One of the tents from the homeless encampment under the Guadalupe Freeway, adjacent to a newly constructed building near San Jose Diridon Station, in San Jose, Calif., on May 25, 2021. (Harika Maddala/Bay City News)

San Jose’s population of unsheltered homeless residents could balloon to nearly 13,000 by 2024 based on past population trends if the city does not take any action to reduce homelessness by then, city officials said this week.

That projection is based on baseline population data from the city’s 2019 Point-in-Time census of sheltered and unsheltered homeless residents as well as historical trends, officials with the city’s Department of Housing told the City Council on Tuesday.

The city’s population of unsheltered residents increased by roughly 45 percent between 2018 and 2019, up to 7,922 people, and would increase by an additional 62 percent through 2024 to 12,870, according to the city’s projections.

The city’s current goal, which it has proposed to the state’s housing and homelessness grant program, would instead decrease its unsheltered population by 4 percent from the 2020 total and 41 percent from the projected 2024 total.
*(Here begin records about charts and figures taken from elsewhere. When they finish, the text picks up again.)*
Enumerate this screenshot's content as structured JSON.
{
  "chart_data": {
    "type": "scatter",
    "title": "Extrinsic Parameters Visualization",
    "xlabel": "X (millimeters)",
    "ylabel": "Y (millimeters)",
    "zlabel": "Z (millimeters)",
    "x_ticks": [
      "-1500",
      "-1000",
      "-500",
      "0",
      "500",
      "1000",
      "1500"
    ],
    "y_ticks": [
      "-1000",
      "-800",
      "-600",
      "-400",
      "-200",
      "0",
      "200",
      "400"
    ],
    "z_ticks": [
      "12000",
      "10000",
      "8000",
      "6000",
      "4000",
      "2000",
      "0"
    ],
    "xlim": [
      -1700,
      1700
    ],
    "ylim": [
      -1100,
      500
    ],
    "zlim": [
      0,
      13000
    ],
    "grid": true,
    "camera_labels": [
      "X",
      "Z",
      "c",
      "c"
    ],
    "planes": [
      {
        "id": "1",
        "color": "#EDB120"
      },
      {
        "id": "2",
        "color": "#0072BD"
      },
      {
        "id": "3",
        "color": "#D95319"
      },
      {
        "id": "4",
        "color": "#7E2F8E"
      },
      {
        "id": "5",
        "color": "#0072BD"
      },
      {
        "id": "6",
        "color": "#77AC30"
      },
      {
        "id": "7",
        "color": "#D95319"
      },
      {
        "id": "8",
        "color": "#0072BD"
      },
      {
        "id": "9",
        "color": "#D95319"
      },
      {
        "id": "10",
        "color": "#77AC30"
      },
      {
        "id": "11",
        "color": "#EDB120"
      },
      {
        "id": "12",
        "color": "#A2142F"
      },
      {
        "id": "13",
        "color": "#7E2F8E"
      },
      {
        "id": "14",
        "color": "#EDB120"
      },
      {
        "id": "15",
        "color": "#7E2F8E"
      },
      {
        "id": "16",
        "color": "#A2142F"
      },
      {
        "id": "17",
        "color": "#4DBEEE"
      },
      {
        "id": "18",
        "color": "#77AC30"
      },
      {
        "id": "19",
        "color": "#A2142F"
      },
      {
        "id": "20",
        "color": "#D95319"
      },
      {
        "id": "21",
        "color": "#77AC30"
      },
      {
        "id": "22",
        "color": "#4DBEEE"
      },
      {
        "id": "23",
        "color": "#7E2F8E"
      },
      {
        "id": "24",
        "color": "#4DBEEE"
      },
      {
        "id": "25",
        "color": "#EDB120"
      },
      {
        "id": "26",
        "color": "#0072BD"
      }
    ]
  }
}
Housing department officials said the city is already making progress on that goal, as data from the 2022 Point-in-Time count found a 3 percent reduction in unsheltered residents since 2019.

“We think we’re making significant progress, even though … the headwinds aren’t in our favor,” said Ragan Henninger, the housing department’s deputy director. “As we house one person, there’s two more new people who enter our homeless system for the first time.”

Several factors are driving the city’s projected increase in unsheltered residents, including the expiration of the state’s moratorium on COVID pandemic-related evictions as well as the pandemic itself leading to residents losing their jobs and subsequently their homes.

Those factors are also in addition to existing issues like high housing and health care costs and a lack of enough affordable housing units — according to Henninger, for every 100 residents in need of extremely low-income affordable housing, only 30 units are available.

The city has received roughly $41 million to date since 2020 from the state’s Homeless Housing Assistance and Prevention grant program and is set to receive an additional $23.2 million from the program’s latest round of dispersals.

HHAP funding can be used for a variety of methods intended to reduce the number of unsheltered homeless residents and ensure they have permanent housing, including rapid rehousing programs, street outreach and temporary transitional housing.

According to Henninger, the city has utilized previous HHAP funding to establish a quintet of interim housing facilities. That housing has sheltered 1,157 residents since 2019, 69 percent of whom have transitioned to permanent or temporary housing.

The city claims it has also prevented some 6,739 residents from becoming homeless via its program that helps people and families who are at risk of becoming homeless.

Henninger said the city plans to use some 60 percent of its next round of HHAP funding to expand its emergency interim housing supply by at least 10 percent.

The remaining 40 percent would go toward street outreach and encampment management, financial assistance for homeless children and young adults, the city’s centralized homeless shelter hotline and administrative costs.

While the city has yet to receive an official allocation from the next round of HHAP funding, Henninger said city officials expect to receive around $30 million.

“We’re in a crisis now and … it’s certainly not going to get better if we do nothing,” Mayor Sam Liccardo said. “It can get a whole lot worse, and it’s hard to imagine because this crisis is as bad as certainly the city’s ever experienced.”